The ultimate goal of any clean air policy is to develop strategies to reduce the risk of adverse effects on human health and the environment as a whole caused by ambient air pollution. With the existence of very susceptible populations and the ability to detect effects even if they are infrequent, we may be confronted with situations when the concept of thresholds is no longer useful in setting standards to protect public health. The principle of eliminating adverse effects with an adequate margin of safety even for the most susceptible groups may not be realistic. However, risk reduction strategies are and will continue to be powerful tools in promoting public health. The development of such strategies requires not only qualitative, but also quantitative knowledge on the most relevant adverse effects.
Therefore, the working group recommended, as a follow up of this work, a meta-analysis using the bibliographic database developed at the St George’s Hospital Medical School.

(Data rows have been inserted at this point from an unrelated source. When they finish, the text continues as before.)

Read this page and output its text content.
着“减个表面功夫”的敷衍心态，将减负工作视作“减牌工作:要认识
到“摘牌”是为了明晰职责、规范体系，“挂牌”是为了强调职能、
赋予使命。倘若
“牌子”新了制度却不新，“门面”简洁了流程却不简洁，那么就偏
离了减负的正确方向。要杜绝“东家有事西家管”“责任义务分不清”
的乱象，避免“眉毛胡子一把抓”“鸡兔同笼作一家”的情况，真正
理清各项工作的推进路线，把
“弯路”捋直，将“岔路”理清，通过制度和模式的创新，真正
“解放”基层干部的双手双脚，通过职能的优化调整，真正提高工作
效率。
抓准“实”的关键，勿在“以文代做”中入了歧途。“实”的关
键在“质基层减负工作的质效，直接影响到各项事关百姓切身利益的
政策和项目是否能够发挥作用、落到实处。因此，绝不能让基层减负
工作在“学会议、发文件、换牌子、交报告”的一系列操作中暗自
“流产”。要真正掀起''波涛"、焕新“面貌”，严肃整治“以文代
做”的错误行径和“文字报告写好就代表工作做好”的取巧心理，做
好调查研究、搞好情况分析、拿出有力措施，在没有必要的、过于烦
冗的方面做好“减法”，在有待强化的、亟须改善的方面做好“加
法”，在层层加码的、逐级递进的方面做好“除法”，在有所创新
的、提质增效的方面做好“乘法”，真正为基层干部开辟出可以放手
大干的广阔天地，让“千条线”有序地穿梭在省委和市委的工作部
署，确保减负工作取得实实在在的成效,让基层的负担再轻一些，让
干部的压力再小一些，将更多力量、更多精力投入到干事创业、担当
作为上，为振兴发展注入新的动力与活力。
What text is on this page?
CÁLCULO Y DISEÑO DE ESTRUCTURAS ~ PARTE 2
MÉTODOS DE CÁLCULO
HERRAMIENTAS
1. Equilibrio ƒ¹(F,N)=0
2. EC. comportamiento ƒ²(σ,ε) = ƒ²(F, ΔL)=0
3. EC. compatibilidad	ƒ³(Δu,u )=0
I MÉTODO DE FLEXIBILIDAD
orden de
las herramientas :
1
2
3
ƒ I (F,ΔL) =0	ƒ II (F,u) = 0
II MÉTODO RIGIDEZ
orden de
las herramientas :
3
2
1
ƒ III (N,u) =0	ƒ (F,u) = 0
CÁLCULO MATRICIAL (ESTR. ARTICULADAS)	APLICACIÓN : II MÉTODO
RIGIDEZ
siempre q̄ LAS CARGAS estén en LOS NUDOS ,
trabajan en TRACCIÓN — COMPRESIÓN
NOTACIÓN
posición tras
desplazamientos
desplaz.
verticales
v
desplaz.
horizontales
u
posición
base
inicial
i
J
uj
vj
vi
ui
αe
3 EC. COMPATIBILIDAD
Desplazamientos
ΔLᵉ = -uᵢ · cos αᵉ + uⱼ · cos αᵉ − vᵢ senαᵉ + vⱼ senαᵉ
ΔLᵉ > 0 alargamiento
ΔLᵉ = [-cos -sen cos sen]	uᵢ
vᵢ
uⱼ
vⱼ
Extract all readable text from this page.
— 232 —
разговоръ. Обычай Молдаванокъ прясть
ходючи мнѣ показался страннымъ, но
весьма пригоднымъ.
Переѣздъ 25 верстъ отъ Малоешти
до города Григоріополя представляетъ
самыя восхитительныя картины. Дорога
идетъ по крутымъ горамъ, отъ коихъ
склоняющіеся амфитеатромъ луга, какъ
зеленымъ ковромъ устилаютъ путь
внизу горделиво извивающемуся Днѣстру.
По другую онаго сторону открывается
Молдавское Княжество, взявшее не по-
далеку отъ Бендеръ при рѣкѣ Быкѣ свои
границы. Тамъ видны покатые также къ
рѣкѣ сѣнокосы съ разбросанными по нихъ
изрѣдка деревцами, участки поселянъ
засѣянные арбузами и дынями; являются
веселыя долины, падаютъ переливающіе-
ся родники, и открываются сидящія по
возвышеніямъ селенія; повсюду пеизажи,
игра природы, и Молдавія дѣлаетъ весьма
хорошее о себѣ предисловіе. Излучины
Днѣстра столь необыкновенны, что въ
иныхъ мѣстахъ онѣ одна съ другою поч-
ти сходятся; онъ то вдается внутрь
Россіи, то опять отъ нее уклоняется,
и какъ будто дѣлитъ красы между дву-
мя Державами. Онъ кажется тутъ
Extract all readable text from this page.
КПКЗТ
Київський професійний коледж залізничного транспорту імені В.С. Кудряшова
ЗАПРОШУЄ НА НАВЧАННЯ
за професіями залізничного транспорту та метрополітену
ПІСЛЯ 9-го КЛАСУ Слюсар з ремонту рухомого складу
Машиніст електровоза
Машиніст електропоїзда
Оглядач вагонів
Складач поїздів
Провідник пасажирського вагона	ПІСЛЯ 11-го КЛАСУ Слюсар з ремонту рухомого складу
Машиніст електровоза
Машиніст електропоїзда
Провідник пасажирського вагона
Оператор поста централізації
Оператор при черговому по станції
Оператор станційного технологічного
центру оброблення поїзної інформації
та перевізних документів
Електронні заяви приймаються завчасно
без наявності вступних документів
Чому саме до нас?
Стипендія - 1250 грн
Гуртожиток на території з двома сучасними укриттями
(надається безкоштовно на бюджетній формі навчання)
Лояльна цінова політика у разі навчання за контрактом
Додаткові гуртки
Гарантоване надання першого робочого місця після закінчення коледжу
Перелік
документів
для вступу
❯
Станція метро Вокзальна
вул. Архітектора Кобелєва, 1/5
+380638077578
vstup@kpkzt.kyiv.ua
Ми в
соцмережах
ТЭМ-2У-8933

This meta-analysis should be guided by a small task group and should derive updated cause-specific risk coefficients for the following health endpoints, which can also be used in subsequent health impact assessments:
- Mortality short-term: all causes all ages
- Respiratory hospital admissions: adults, children, elderly
- Symptom exacerbation in asthmatics
PM (PPM2.5; coarse; BS; PM10)
- Mortality short-term
- Hospital admissions/Emergency room visits
The working group also recommended
- an update of the concentration-response table for O3 in the current WHO AQG, which is based on controlled exposure, considering lung function and inflammation under new evidence and
- an identification of those risk coefficients to be used within CAFE to estimate long term mortality in relation to PM exposure.
In addition, the working group noted that the recommendation to use PM2.5 as indicator for PM- related health effects does not imply that PM2.5 is the only relevant parameter to characterize PM pollution. Therefore, it was recommended to set up a more comprehensive monitoring programme in different European cities (possibly including PM10, PM2.5, PM1, BS, PM composition, gases), which, in combination with properly designed health studies, could lead to an additional gain in knowledge on the health effects of ambient air pollution in the coming years.